I happened to choose 12k matte finish. Plan to build them up with some Hope hubs.

@vwn8: glad to hear yours are running well!
 

Attachments

#351 ·
I did a quick set-up just to try them tubless (AM model). Put one row of cheap electrical tape, no sealant, the beads ramped up very well with a 2bliss tire (fasttrack control, 605g). I try maxxis beaver (non tubless and very loose) with no success. It will need real thick tape (i see gorilla) and a lot of soap to pop-up this tire!

The interior hole is too small for the stem, I will make it bigger with abrasif tool (not drill) and seal the fibers with epoxy system.

I will test the rim to compare radial stiffness. I'm going to put a weight radially and measure the deformation of the rim itself, not a complete wheel.

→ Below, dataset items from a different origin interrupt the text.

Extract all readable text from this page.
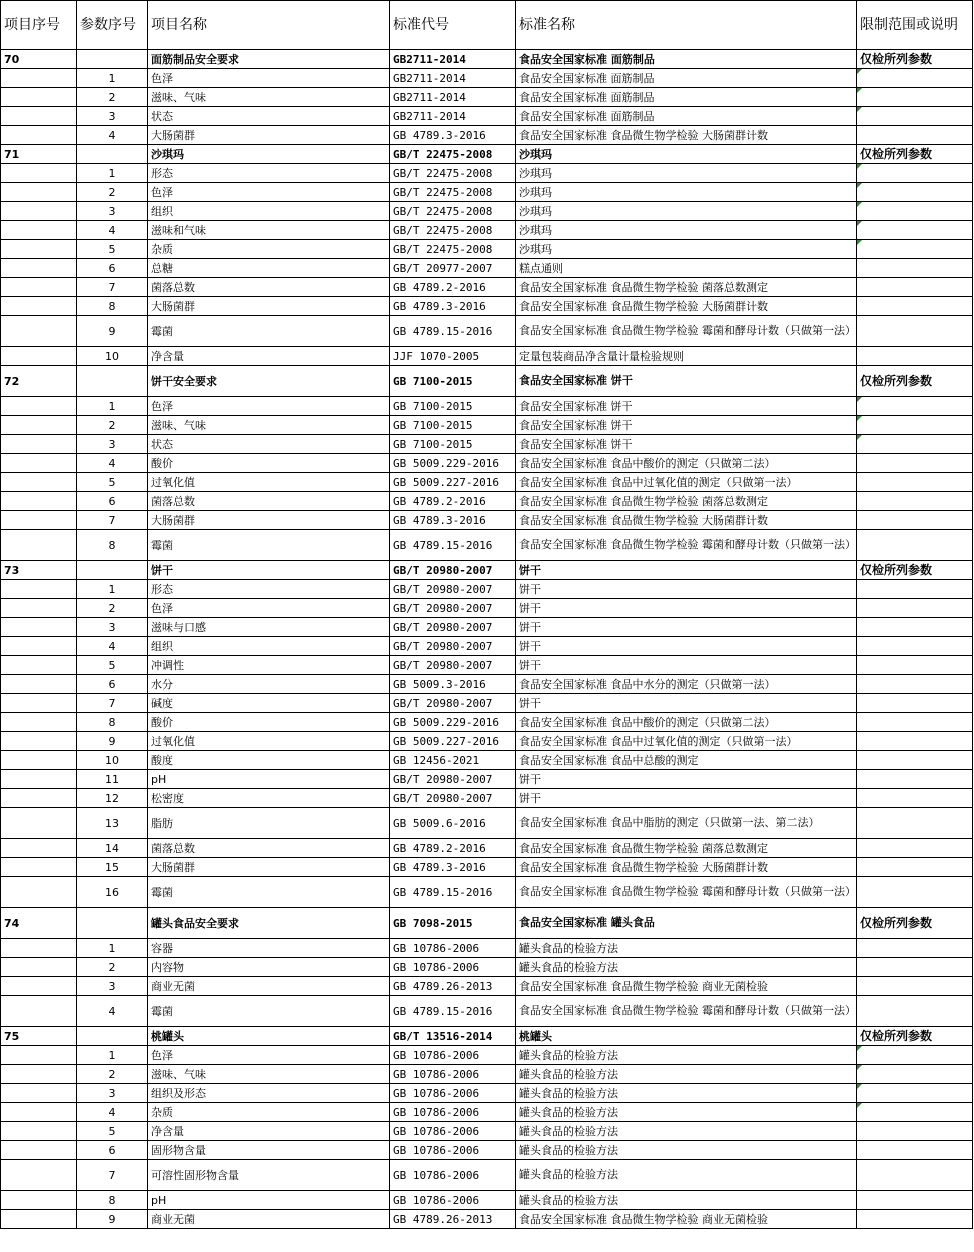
项目序号	参数序号	项目名称	标准代号	标准名称	限制范围或说明
70		面筋制品安全要求	GB2711-2014	食品安全国家标准 面筋制品	仅检所列参数
	1	色泽	GB2711-2014	食品安全国家标准 面筋制品	

	2	滋味、气味	GB2711-2014	食品安全国家标准 面筋制品	

	3	状态	GB2711-2014	食品安全国家标准 面筋制品	

	4	大肠菌群	GB 4789.3-2016	食品安全国家标准 食品微生物学检验 大肠菌群计数	
71		沙琪玛	GB/T 22475-2008	沙琪玛	仅检所列参数
	1	形态	GB/T 22475-2008	沙琪玛	

	2	色泽	GB/T 22475-2008	沙琪玛	

	3	组织	GB/T 22475-2008	沙琪玛	

	4	滋味和气味	GB/T 22475-2008	沙琪玛	

	5	杂质	GB/T 22475-2008	沙琪玛	

	6	总糖	GB/T 20977-2007	糕点通则	
	7	菌落总数	GB 4789.2-2016	食品安全国家标准 食品微生物学检验 菌落总数测定	
	8	大肠菌群	GB 4789.3-2016	食品安全国家标准 食品微生物学检验 大肠菌群计数	
	9	霉菌	GB 4789.15-2016	食品安全国家标准 食品微生物学检验 霉菌和酵母计数（只做第一法）	
	10	净含量	JJF 1070-2005	定量包装商品净含量计量检验规则	
72		饼干安全要求	GB 7100-2015	食品安全国家标准 饼干	仅检所列参数
	1	色泽	GB 7100-2015	食品安全国家标准 饼干	

	2	滋味、气味	GB 7100-2015	食品安全国家标准 饼干	

	3	状态	GB 7100-2015	食品安全国家标准 饼干	

	4	酸价	GB 5009.229-2016	食品安全国家标准 食品中酸价的测定（只做第二法）	
	5	过氧化值	GB 5009.227-2016	食品安全国家标准 食品中过氧化值的测定（只做第一法）	
	6	菌落总数	GB 4789.2-2016	食品安全国家标准 食品微生物学检验 菌落总数测定	
	7	大肠菌群	GB 4789.3-2016	食品安全国家标准 食品微生物学检验 大肠菌群计数	
	8	霉菌	GB 4789.15-2016	食品安全国家标准 食品微生物学检验 霉菌和酵母计数（只做第一法）	
73		饼干	GB/T 20980-2007	饼干	仅检所列参数
	1	形态	GB/T 20980-2007	饼干	
	2	色泽	GB/T 20980-2007	饼干	
	3	滋味与口感	GB/T 20980-2007	饼干	
	4	组织	GB/T 20980-2007	饼干	
	5	冲调性	GB/T 20980-2007	饼干	
	6	水分	GB 5009.3-2016	食品安全国家标准 食品中水分的测定（只做第一法）	
	7	碱度	GB/T 20980-2007	饼干	
	8	酸价	GB 5009.229-2016	食品安全国家标准 食品中酸价的测定（只做第二法）	
	9	过氧化值	GB 5009.227-2016	食品安全国家标准 食品中过氧化值的测定（只做第一法）	
	10	酸度	GB 12456-2021	食品安全国家标准 食品中总酸的测定	
	11	pH	GB/T 20980-2007	饼干	
	12	松密度	GB/T 20980-2007	饼干	
	13	脂肪	GB 5009.6-2016	食品安全国家标准 食品中脂肪的测定（只做第一法、第二法）	
	14	菌落总数	GB 4789.2-2016	食品安全国家标准 食品微生物学检验 菌落总数测定	
	15	大肠菌群	GB 4789.3-2016	食品安全国家标准 食品微生物学检验 大肠菌群计数	
	16	霉菌	GB 4789.15-2016	食品安全国家标准 食品微生物学检验 霉菌和酵母计数（只做第一法）	
74		罐头食品安全要求	GB 7098-2015	食品安全国家标准 罐头食品	仅检所列参数
	1	容器	GB 10786-2006	罐头食品的检验方法	
	2	内容物	GB 10786-2006	罐头食品的检验方法	
	3	商业无菌	GB 4789.26-2013	食品安全国家标准 食品微生物学检验 商业无菌检验	
	4	霉菌	GB 4789.15-2016	食品安全国家标准 食品微生物学检验 霉菌和酵母计数（只做第一法）	
75		桃罐头	GB/T 13516-2014	桃罐头	仅检所列参数
	1	色泽	GB 10786-2006	罐头食品的检验方法	

	2	滋味、气味	GB 10786-2006	罐头食品的检验方法	

	3	组织及形态	GB 10786-2006	罐头食品的检验方法	

	4	杂质	GB 10786-2006	罐头食品的检验方法	

	5	净含量	GB 10786-2006	罐头食品的检验方法	
	6	固形物含量	GB 10786-2006	罐头食品的检验方法	
	7	可溶性固形物含量	GB 10786-2006	罐头食品的检验方法	
	8	pH	GB 10786-2006	罐头食品的检验方法	
	9	商业无菌	GB 4789.26-2013	食品安全国家标准 食品微生物学检验 商业无菌检验	
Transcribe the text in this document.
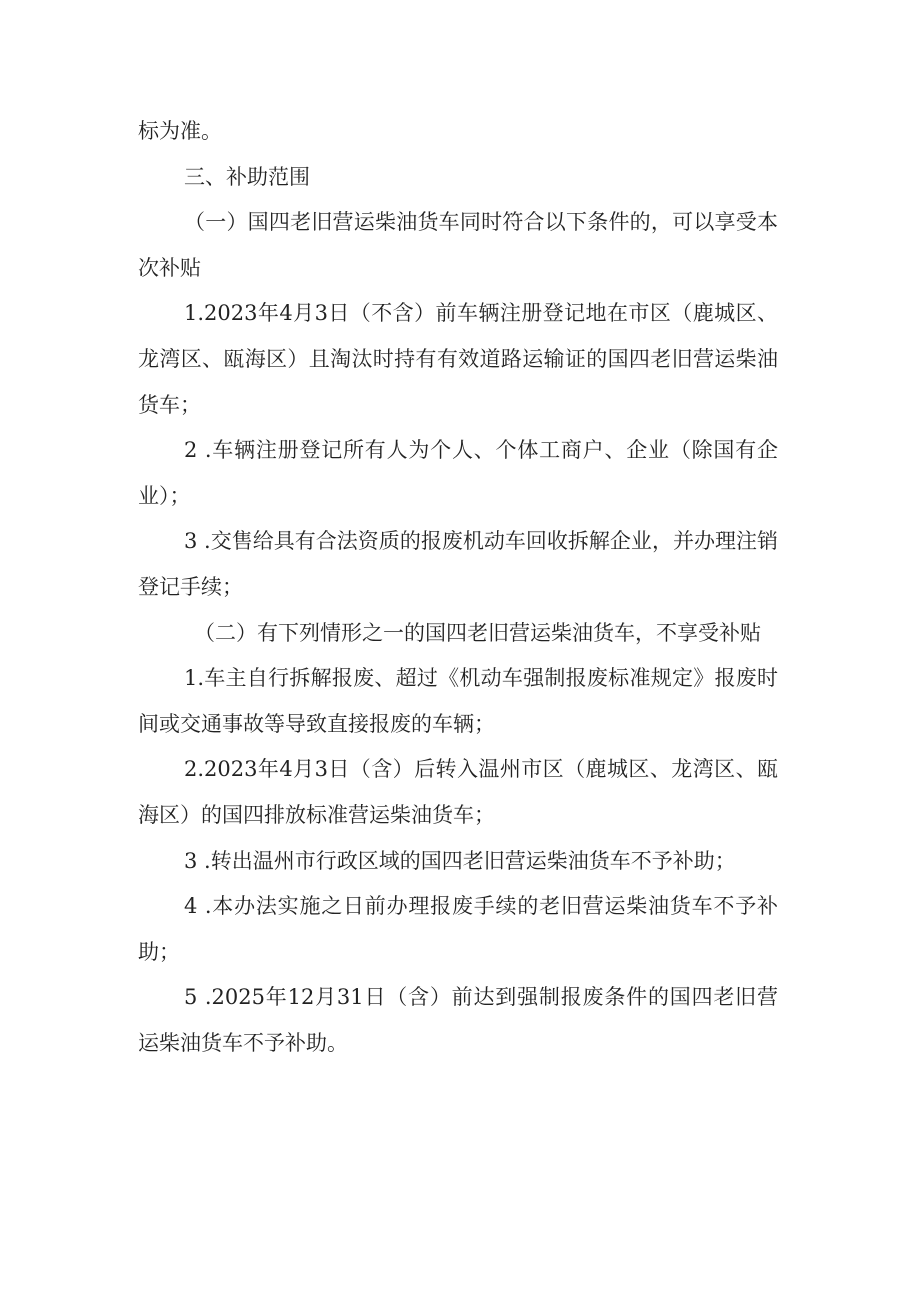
标为准。

三、补助范围

（一）国四老旧营运柴油货车同时符合以下条件的，可以享受本次补贴

1.2023年4月3日（不含）前车辆注册登记地在市区（鹿城区、龙湾区、瓯海区）且淘汰时持有有效道路运输证的国四老旧营运柴油货车；

2 .车辆注册登记所有人为个人、个体工商户、企业（除国有企业）；

3 .交售给具有合法资质的报废机动车回收拆解企业，并办理注销登记手续；

（二）有下列情形之一的国四老旧营运柴油货车，不享受补贴

1.车主自行拆解报废、超过《机动车强制报废标准规定》报废时间或交通事故等导致直接报废的车辆；

2.2023年4月3日（含）后转入温州市区（鹿城区、龙湾区、瓯海区）的国四排放标准营运柴油货车；

3 .转出温州市行政区域的国四老旧营运柴油货车不予补助；

4 .本办法实施之日前办理报废手续的老旧营运柴油货车不予补助；

5 .2025年12月31日（含）前达到强制报废条件的国四老旧营运柴油货车不予补助。
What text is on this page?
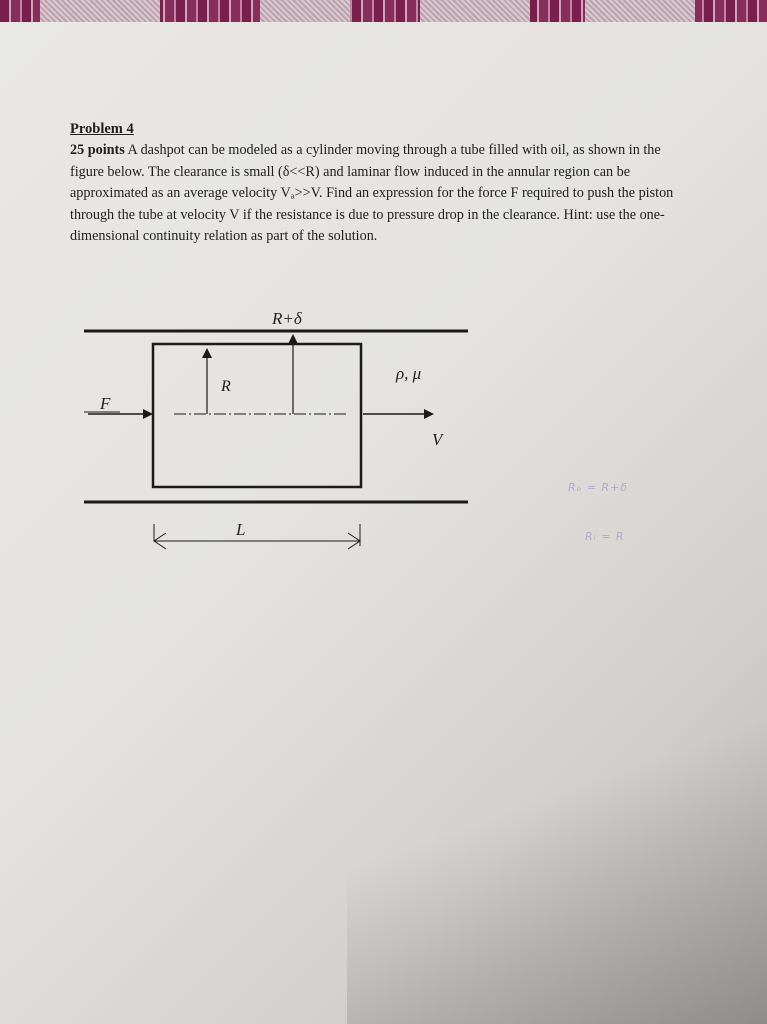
Problem 4

25 points A dashpot can be modeled as a cylinder moving through a tube filled with oil, as shown in the figure below. The clearance is small (δ<<R) and laminar flow induced in the annular region can be approximated as an average velocity Vₐ>>V. Find an expression for the force F required to push the piston through the tube at velocity V if the resistance is due to pressure drop in the clearance. Hint: use the one-dimensional continuity relation as part of the solution.

R+δ
R
ρ, μ
F
V
L
Rₒ = R+δ
Rᵢ = R
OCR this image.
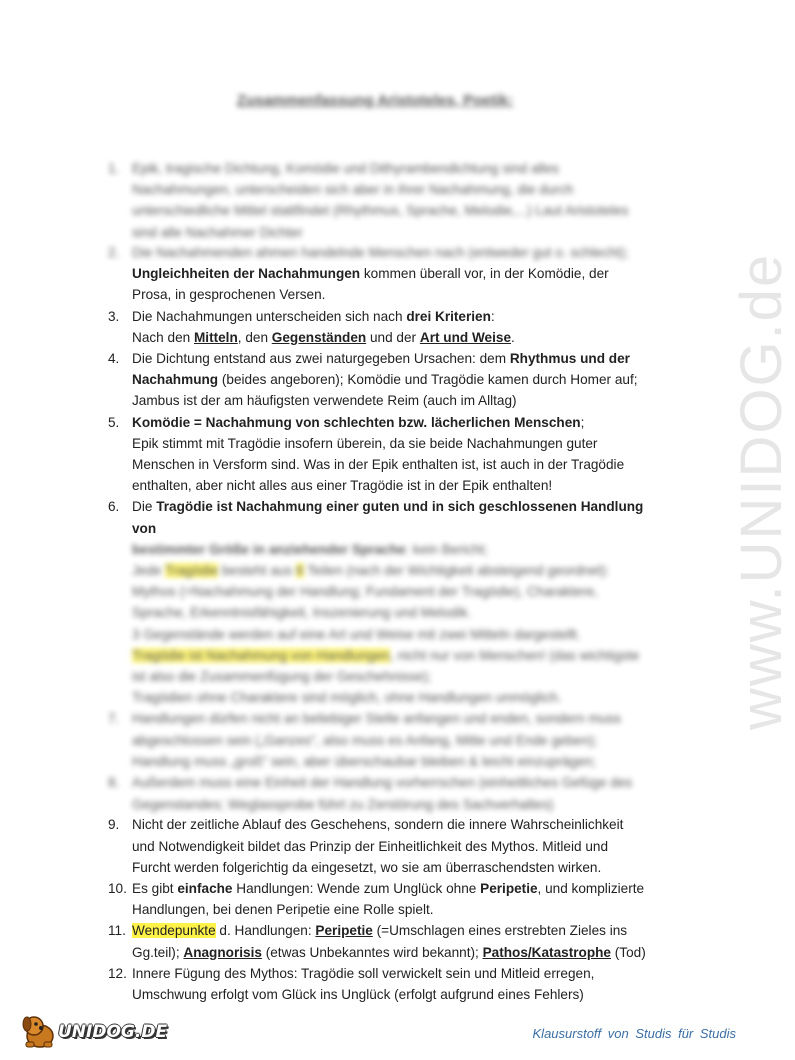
Zusammenfassung Aristoteles, Poetik:
1. Epik, tragische Dichtung, Komödie und Dithyrambendichtung sind alles Nachahmungen, unterscheiden sich aber in ihrer Nachahmung, die durch unterschiedliche Mittel stattfindet (Rhythmus, Sprache, Melodie,...) Laut Aristoteles sind alle Nachahmer Dichter
2. Die Nachahmenden ahmen handelnde Menschen nach (entweder gut o. schlecht);
Ungleichheiten der Nachahmungen kommen überall vor, in der Komödie, der Prosa, in gesprochenen Versen.
3. Die Nachahmungen unterscheiden sich nach drei Kriterien:
Nach den Mitteln, den Gegenständen und der Art und Weise.
4. Die Dichtung entstand aus zwei naturgegeben Ursachen: dem Rhythmus und der Nachahmung (beides angeboren); Komödie und Tragödie kamen durch Homer auf; Jambus ist der am häufigsten verwendete Reim (auch im Alltag)
5. Komödie = Nachahmung von schlechten bzw. lächerlichen Menschen;
Epik stimmt mit Tragödie insofern überein, da sie beide Nachahmungen guter Menschen in Versform sind. Was in der Epik enthalten ist, ist auch in der Tragödie enthalten, aber nicht alles aus einer Tragödie ist in der Epik enthalten!
6. Die Tragödie ist Nachahmung einer guten und in sich geschlossenen Handlung von
bestimmter Größe in anziehender Sprache: kein Bericht;
Jede Tragödie besteht aus 6 Teilen (nach der Wichtigkeit absteigend geordnet):
Mythos (=Nachahmung der Handlung; Fundament der Tragödie), Charaktere, Sprache, Erkenntnisfähigkeit, Inszenierung und Melodik.
3 Gegenstände werden auf eine Art und Weise mit zwei Mitteln dargestellt.
Tragödie ist Nachahmung von Handlungen, nicht nur von Menschen! (das wichtigste ist also die Zusammenfügung der Geschehnisse);
Tragödien ohne Charaktere sind möglich, ohne Handlungen unmöglich.
7. Handlungen dürfen nicht an beliebiger Stelle anfangen und enden, sondern muss abgeschlossen sein („Ganzes“, also muss es Anfang, Mitte und Ende geben); Handlung muss „groß“ sein, aber überschaubar bleiben & leicht einzuprägen;
8. Außerdem muss eine Einheit der Handlung vorherrschen (einheitliches Gefüge des Gegenstandes; Weglassprobe führt zu Zerstörung des Sachverhaltes)
9. Nicht der zeitliche Ablauf des Geschehens, sondern die innere Wahrscheinlichkeit und Notwendigkeit bildet das Prinzip der Einheitlichkeit des Mythos. Mitleid und Furcht werden folgerichtig da eingesetzt, wo sie am überraschendsten wirken.
10. Es gibt einfache Handlungen: Wende zum Unglück ohne Peripetie, und komplizierte Handlungen, bei denen Peripetie eine Rolle spielt.
11. Wendepunkte d. Handlungen: Peripetie (=Umschlagen eines erstrebten Zieles ins Gg.teil); Anagnorisis (etwas Unbekanntes wird bekannt); Pathos/Katastrophe (Tod)
12. Innere Fügung des Mythos: Tragödie soll verwickelt sein und Mitleid erregen, Umschwung erfolgt vom Glück ins Unglück (erfolgt aufgrund eines Fehlers)
www.UNIDOG.de
UNIDOG.DE	Klausurstoff von Studis für Studis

I have few rim to test (roval, chinese AM, oem specialized 450sl and maybe I can have some stan's). It will not be a super scientific test but it will talk a bit I hope...
 
#768 ·
juansevo wrote:
I've seen the carnage of cheap carbon rims on many sub-wheel brands
Since there are so many and you have been blessed enough to actually see them all, can you name just a few for us - for the sake of public safety. Perhaps some links to photos would be good too. Just a few of the many you've personally seen will do.